17 DE SEPTIEMBRE: XXIV DOMINGO DEL TIEMPO ORDINARIO.

 


“Pues lo mismo os tratará mi Padre del cielo si no perdonáis de corazón,

cada uno a su hermano.”

17 DE SEPTIEMBRE

XXIV DOMINGO DEL TIEMPO ORDINARIO

Primera Lectura: Eclesiástico 27,33-28,9

Perdona la ofensa de tu prójimo para obtener tú el perdón.

Salmo 102

El Señor es compasivo y misericordioso.

Segunda Lectura: Romanos 14,7-9

En la vida y en la muerte somos del Señor.

EVANGELIO DEL DÍA

Mateo 18,21-35

“Entonces se adelantó Pedro y le preguntó:

- Señor, y si mi hermano me sigue ofendiendo, ¿Cuántas veces lo tendré que perdonar?, ¿siete veces?

Jesús le contestó:

- Siete veces, no; setenta veces siete. Por esto el reinado de Dios se parece a un rey que quiso saldar cuentas con sus empleados.

 Para empezar, le presentaron a uno que le debía muchos millones. Como no tenía con qué pagar, el señor mandó que lo vendieran a él, con su mujer, sus hijos y todas sus posesiones, y que pagara con eso. El empleado se echó a sus pies suplicándole: “Ten paciencia conmigo, que te lo pagaré todo”.

El señor, conmovido, dejó marcharse a aquel empleado, perdonándole la deuda. Pero, al salir, el empleado encontró a un compañero suyo que le debía algún dinero, lo agarró por el cuello y le decía apretando: “Págame lo que me debes”.

El compañero se echó a sus pies suplicándole: “Ten paciencia conmigo, que te lo pagaré”. Pero él no quiso, sino que fue y lo metió en la cárcel hasta que pagara lo que debía.

 Al ver aquello sus compañeros, quedaron consternados y fueron a contarle a su señor lo sucedido. Entonces el señor llamó al empleado y le dijo:

- ¡Miserable! Cuando me suplicaste te perdoné toda aquella deuda. ¿No era tu deber tener también compasión de tu compañero como yo la tuve de ti?

Y su señor, indignado, lo entregó a los verdugos hasta que pagara toda su deuda.

Pues lo mismo os tratará mi Padre del cielo si no perdonáis de corazón, cada uno a su hermano.”

Versión para América Latina, extraída de la Biblia del Pueblo de Dios

“Se adelantó Pedro y le dijo: "Señor, ¿cuántas veces tendré que perdonar a mi hermano las ofensas que me haga? ¿Hasta siete veces?".

Jesús le respondió: "No te digo hasta siete veces, sino hasta setenta veces siete.

Por eso, el Reino de los Cielos se parece a un rey que quiso arreglar las cuentas con sus servidores.

Comenzada la tarea, le presentaron a uno que debía diez mil talentos.

Como no podía pagar, el rey mandó que fuera vendido junto con su mujer, sus hijos y todo lo que tenía, para saldar la deuda.

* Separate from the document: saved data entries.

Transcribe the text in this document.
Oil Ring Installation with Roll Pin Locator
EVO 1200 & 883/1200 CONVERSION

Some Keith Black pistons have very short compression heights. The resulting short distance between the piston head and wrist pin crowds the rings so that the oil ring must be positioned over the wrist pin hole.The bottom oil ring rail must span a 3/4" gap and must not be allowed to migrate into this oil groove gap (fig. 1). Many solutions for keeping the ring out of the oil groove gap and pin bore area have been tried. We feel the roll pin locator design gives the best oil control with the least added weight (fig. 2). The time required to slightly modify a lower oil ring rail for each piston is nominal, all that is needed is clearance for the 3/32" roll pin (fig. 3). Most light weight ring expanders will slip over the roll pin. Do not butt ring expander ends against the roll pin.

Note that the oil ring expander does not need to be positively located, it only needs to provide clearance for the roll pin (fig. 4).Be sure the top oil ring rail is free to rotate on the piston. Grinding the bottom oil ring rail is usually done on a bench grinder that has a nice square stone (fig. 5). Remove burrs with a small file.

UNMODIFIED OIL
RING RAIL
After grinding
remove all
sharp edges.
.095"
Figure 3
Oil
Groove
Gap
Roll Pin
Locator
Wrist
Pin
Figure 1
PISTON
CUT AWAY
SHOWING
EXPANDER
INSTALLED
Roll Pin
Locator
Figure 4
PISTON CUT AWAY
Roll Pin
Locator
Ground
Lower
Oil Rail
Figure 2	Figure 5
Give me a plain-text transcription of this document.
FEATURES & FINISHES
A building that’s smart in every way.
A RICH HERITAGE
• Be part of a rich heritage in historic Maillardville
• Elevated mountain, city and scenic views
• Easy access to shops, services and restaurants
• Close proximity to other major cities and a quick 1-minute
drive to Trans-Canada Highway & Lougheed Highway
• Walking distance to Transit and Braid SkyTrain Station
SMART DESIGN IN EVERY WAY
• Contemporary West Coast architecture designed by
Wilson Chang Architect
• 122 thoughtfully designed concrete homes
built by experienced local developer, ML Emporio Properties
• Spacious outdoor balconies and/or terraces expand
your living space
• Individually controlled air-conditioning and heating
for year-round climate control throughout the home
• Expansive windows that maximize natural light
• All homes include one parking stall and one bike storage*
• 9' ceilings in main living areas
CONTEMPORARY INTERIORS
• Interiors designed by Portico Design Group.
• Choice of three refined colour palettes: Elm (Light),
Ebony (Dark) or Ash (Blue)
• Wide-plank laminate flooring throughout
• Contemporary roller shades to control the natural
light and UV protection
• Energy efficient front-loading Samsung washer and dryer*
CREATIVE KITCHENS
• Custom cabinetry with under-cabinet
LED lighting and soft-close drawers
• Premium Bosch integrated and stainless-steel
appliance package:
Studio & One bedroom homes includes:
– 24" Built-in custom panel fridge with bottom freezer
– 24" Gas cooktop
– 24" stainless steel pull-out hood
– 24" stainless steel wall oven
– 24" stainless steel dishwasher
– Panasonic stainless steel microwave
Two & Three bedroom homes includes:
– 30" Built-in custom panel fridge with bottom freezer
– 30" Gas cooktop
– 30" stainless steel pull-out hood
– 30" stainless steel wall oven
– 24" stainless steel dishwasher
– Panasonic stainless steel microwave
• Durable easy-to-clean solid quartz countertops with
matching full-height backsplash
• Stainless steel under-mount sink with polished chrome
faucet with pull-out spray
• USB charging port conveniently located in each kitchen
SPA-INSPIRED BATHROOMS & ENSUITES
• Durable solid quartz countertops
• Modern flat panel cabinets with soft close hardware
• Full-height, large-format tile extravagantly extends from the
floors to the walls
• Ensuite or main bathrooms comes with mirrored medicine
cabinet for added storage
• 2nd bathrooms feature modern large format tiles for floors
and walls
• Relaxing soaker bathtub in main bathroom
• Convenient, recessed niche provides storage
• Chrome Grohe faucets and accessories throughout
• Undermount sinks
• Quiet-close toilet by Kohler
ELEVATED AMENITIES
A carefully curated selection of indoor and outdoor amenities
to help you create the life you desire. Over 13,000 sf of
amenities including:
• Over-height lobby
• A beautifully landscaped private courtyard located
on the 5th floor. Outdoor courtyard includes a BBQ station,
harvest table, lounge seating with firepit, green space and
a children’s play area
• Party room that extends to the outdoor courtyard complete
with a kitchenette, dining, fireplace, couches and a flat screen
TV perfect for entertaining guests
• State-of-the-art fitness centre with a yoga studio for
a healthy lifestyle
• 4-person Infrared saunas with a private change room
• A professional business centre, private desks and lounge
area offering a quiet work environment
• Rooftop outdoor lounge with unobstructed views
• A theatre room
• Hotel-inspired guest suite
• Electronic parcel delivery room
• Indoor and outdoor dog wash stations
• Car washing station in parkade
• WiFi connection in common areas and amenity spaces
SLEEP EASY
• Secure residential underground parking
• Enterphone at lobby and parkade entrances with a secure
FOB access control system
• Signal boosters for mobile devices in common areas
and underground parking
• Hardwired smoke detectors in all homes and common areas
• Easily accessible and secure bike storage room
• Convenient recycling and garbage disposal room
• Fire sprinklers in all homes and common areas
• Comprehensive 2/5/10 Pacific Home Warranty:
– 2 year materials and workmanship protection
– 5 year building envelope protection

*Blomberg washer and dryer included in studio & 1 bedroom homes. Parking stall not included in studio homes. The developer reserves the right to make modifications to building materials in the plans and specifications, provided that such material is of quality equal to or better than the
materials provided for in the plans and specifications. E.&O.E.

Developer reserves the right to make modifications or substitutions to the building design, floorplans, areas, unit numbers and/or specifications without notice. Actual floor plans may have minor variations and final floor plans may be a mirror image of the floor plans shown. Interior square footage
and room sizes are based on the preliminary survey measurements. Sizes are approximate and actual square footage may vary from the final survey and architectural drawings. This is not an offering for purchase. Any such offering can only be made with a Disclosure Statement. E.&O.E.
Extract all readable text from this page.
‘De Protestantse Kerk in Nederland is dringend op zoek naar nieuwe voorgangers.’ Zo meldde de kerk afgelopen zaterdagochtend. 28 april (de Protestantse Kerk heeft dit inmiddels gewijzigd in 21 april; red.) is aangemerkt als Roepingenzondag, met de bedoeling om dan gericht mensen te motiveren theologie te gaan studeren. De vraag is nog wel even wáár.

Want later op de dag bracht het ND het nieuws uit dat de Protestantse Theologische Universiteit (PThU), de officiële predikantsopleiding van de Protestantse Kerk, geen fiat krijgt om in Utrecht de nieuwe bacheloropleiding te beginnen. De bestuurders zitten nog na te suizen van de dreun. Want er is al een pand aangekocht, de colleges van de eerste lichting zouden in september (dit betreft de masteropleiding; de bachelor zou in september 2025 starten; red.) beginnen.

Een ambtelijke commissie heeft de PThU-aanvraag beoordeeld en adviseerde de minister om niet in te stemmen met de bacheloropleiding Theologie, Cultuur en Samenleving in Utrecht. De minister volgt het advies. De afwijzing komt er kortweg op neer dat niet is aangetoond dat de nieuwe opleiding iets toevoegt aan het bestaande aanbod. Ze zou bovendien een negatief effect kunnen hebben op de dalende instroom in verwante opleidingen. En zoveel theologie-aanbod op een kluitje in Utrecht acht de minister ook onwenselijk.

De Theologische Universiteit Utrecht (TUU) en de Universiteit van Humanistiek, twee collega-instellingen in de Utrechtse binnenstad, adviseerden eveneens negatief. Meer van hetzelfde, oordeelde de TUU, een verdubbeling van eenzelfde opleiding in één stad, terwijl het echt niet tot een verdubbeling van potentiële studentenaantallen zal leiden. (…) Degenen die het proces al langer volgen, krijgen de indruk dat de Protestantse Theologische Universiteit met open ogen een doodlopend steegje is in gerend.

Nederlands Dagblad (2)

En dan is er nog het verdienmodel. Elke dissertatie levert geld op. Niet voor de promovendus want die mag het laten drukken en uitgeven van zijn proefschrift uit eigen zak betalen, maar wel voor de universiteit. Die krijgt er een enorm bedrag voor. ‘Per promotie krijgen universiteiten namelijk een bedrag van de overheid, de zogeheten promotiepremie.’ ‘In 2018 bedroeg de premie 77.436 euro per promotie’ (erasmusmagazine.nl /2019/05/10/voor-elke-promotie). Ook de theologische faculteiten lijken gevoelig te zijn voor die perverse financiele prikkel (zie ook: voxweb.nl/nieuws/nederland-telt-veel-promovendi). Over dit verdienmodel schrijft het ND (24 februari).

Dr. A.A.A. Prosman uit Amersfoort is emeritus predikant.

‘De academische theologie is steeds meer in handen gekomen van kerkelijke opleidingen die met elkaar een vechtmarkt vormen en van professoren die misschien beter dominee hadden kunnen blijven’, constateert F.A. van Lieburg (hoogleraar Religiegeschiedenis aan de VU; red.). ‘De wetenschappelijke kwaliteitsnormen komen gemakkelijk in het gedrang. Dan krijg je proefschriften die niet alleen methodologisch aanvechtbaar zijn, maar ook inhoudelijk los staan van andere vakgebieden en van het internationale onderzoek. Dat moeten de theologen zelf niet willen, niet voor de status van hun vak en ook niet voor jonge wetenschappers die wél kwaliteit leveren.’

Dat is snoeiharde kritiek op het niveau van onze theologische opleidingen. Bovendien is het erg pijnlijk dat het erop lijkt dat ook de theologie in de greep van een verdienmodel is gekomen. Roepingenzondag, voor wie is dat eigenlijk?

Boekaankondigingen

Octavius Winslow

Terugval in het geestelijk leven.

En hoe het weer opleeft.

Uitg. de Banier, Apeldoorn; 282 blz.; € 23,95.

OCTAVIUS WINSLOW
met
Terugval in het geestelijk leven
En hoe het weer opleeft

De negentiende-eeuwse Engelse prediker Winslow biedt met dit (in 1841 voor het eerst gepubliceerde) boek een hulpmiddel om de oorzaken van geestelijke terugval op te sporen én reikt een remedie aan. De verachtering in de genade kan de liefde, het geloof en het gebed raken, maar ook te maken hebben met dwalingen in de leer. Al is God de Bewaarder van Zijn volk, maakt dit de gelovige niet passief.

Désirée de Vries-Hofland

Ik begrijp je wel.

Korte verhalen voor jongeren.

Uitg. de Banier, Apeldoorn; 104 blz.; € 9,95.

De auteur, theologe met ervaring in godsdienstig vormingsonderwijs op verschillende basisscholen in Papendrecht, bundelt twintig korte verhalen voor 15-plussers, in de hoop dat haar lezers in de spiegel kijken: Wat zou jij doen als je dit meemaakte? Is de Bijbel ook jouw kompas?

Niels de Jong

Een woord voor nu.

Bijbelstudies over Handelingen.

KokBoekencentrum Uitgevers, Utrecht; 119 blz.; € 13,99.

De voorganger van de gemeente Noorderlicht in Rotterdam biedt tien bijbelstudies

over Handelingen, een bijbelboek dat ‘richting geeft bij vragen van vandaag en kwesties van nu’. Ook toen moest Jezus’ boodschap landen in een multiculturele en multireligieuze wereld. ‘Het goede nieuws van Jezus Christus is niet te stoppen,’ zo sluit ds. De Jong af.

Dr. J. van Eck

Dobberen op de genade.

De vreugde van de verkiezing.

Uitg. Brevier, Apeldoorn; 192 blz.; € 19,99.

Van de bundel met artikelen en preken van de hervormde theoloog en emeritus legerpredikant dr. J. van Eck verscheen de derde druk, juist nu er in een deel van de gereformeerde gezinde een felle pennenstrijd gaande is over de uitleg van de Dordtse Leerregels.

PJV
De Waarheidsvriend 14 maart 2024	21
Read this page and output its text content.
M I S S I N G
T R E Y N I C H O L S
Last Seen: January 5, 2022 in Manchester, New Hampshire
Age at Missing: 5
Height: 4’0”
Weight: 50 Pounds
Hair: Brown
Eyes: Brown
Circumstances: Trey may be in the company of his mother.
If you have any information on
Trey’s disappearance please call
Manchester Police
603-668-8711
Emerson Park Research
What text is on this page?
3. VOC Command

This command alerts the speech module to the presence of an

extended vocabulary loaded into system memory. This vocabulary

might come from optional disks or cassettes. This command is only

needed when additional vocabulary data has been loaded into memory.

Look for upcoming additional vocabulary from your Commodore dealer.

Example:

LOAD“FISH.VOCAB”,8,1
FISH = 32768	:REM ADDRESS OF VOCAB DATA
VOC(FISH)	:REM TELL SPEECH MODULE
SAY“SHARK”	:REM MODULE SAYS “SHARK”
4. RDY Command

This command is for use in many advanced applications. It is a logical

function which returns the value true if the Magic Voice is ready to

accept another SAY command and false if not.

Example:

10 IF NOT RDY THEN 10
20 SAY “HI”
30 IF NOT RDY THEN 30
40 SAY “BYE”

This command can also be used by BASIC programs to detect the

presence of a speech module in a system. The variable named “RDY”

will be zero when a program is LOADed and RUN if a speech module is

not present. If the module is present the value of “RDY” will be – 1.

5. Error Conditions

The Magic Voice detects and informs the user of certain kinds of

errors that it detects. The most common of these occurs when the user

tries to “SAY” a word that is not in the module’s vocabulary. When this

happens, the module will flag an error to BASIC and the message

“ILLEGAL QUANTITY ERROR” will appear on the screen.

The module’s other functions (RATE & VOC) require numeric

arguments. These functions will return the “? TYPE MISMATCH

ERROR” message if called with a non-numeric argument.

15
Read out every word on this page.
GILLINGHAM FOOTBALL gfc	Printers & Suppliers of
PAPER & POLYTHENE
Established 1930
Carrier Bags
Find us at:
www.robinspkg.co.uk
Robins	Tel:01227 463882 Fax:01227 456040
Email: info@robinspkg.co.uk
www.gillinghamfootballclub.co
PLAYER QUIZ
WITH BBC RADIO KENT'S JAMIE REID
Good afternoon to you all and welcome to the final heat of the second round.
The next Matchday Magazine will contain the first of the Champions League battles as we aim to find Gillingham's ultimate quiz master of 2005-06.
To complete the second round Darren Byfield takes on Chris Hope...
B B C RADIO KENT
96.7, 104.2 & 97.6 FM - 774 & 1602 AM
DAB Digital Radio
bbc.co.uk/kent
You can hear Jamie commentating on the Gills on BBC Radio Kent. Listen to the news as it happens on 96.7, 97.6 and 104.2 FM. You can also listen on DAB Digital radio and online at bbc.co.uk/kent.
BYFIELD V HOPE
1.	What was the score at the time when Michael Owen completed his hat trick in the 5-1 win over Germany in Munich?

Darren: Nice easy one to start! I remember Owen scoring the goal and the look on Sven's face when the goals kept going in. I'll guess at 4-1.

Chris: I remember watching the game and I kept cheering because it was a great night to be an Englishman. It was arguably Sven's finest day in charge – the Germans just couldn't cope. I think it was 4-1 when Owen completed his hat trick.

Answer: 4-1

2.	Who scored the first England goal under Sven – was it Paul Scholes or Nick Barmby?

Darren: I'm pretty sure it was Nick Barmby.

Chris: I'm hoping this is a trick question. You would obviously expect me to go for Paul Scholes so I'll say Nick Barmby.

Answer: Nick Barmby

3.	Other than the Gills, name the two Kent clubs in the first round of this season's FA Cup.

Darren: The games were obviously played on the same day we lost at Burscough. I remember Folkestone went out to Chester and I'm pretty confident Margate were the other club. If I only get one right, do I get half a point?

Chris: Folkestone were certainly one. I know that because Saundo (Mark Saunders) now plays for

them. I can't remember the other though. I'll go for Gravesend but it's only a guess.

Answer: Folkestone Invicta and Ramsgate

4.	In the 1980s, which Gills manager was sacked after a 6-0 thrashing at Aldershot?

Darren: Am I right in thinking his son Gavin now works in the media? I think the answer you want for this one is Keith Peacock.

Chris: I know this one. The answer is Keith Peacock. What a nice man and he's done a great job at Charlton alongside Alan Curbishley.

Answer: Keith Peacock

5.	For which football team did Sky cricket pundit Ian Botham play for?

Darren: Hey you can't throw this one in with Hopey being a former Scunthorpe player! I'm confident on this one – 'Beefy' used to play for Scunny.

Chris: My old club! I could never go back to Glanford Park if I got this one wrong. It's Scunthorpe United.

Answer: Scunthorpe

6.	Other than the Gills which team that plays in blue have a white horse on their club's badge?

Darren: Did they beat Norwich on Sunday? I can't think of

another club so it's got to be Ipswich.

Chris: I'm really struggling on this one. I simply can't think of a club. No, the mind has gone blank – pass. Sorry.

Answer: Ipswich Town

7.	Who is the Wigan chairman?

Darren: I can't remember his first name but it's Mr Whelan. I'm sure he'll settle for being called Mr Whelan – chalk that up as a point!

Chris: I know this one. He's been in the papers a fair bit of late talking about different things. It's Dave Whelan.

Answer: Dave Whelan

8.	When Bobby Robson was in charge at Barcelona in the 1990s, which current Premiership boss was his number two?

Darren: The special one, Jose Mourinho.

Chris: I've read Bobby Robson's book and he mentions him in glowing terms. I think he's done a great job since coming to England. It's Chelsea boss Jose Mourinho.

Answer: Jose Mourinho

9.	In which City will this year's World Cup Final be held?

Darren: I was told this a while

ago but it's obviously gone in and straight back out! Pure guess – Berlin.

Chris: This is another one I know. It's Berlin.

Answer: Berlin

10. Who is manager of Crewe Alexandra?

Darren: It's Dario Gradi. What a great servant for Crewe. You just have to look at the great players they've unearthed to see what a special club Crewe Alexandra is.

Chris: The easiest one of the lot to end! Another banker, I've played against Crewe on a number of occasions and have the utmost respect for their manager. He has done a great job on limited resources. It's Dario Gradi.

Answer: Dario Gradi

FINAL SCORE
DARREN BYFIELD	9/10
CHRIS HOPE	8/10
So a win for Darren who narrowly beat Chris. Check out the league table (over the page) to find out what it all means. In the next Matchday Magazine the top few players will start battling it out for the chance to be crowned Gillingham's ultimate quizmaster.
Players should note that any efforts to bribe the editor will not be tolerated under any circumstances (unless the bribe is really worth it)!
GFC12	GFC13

El servidor se arrojó a sus pies, diciéndole: "Señor, dame un plazo y te pagaré todo".

El rey se compadeció, lo dejó ir y, además, le perdonó la deuda.

Al salir, este servidor encontró a uno de sus compañeros que le debía cien denarios y, tomándolo del cuello hasta ahogarlo, le dijo: 'Págame lo que me debes'.

El otro se arrojó a sus pies y le suplicó: 'Dame un plazo y te pagaré la deuda'.

Pero él no quiso, sino que lo hizo poner en la cárcel hasta que pagara lo que debía.

Los demás servidores, al ver lo que había sucedido, se apenaron mucho y fueron a contarlo a su señor.

Este lo mandó llamar y le dijo: '¡Miserable! Me suplicaste, y te perdoné la deuda.

¿No debías también tú tener compasión de tu compañero, como yo me compadecí de ti?'.

E indignado, el rey lo entregó en manos de los verdugos hasta que pagara todo lo que debía.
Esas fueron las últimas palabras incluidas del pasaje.